Updated: Jul 20, 2023

Most people generally agree that the development of a vaccine for Covid-19 is critical to the lives of billions of people and a multitrillion-dollar world economy. Fortunately, there are several clinical programs happening at a furiously accelerated pace, and some may even produce a viable vaccine by the end of the year.


Chief economist Jan Hatzius and senior economist Daan Struyven of Goldman Sachs issued a report today that underscored the immense economic stakes while expressing optimism that at least one vaccine will be approved by FDA by the end of the year. Altogether, Goldman counted 165 vaccines in development targeting the coronavirus. There are 26 in the clinic, with 12 in Phase II and 6 in Phase III.


Goldman highlights 9 of these programs:



The problem is that we’re likely to experience deep-scarring economic events between now and the end of the year. It’s difficult not to expect low-wage workers to not get socked in the chin again this month: Republicans want to replace a weekly bonus check for the unemployed with a new system that offers 70 percent of the wages workers were earning before they were laid off.


Who knows? Maybe that’s the right thing to do, but there are 53 different unemployment systems across the United States and its territories, all of which are inundated with record numbers of unemployment claims and all of which have different ways of calculating and handing out benefits, and that’s throwing them quite a curve ball.

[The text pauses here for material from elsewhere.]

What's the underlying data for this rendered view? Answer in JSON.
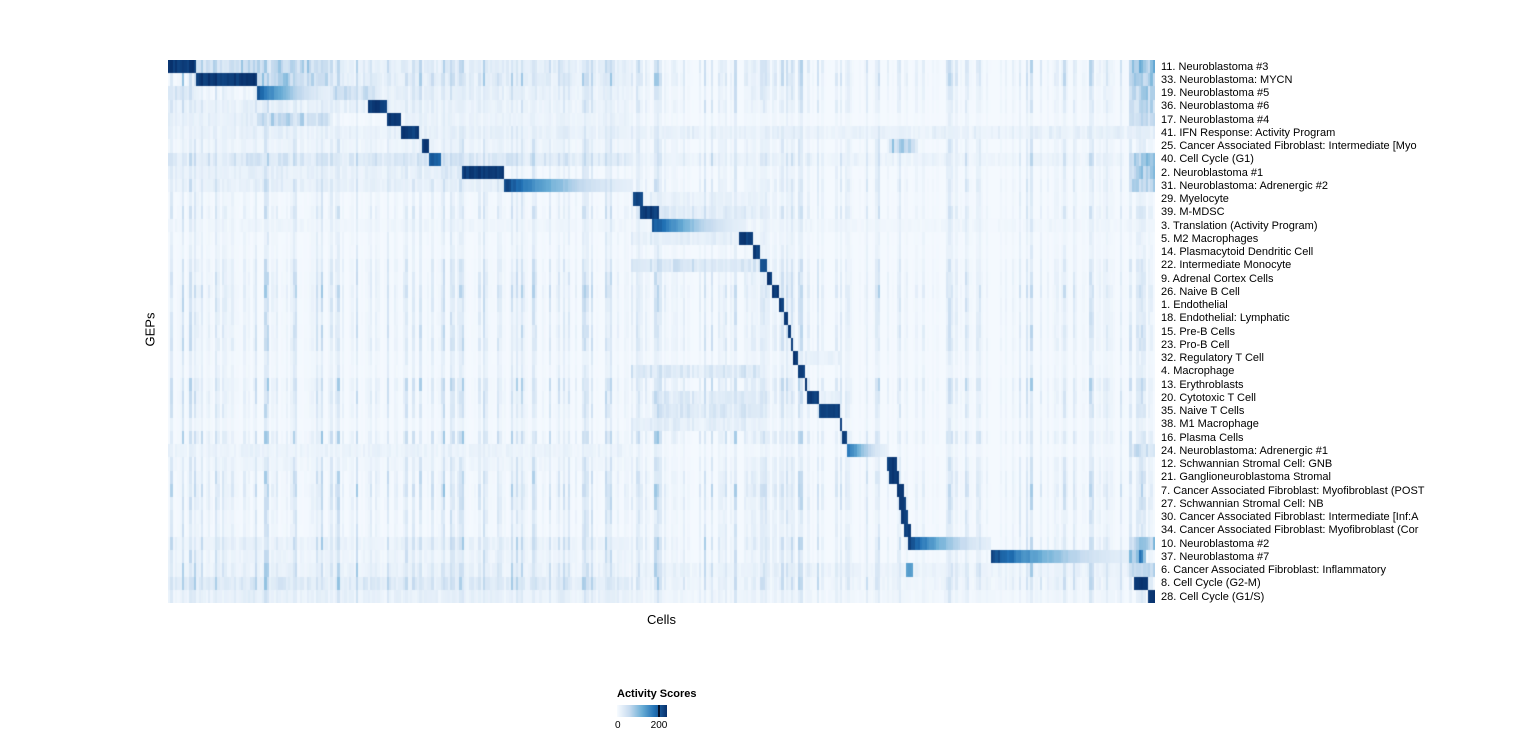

It will require states to implement a new way of calculating past wages and to adjust benefit checks accordingly, and that could take months. The change would be most damaging to lower-wage workers given that 70 percent of their previous earnings would amount to such a meager payout. Thanks to the $600 weekly supplement, many of those workers have been receiving more than they were earning from their jobs, which, of course, is a point often cited when arguing that the program discourages workers from seeking employment.


The problem is that those payments have provided a vital financial cushion to the unemployed at a moment when returning to work is still not an option for many people. Yes, the economy has bounced back somewhat from the worst of the pandemic lockdowns this April and May, but most of the fuel for that bounce-back came from the Treasury’s direct payments to households and expanded unemployment benefits. That’s evidenced by aggregate spending of the employed going down by 10 percent during the initial months of the pandemic while the spending of unemployment benefit recipients increased 10 percent. Here’s the chart:


We’re talking about households living check to check right now, with the highest uncertainty they’ve ever felt, and Congress essentially just asked them to go a few weeks (or more?) between deposits. It seems very likely to produce an ugly and now unavoidable stall for the overall economy; I expect we’ll see it show up in consumer spending and confidence over the next couple of weeks. Even the most optimistic timelines for vaccine development will not serve to stop it.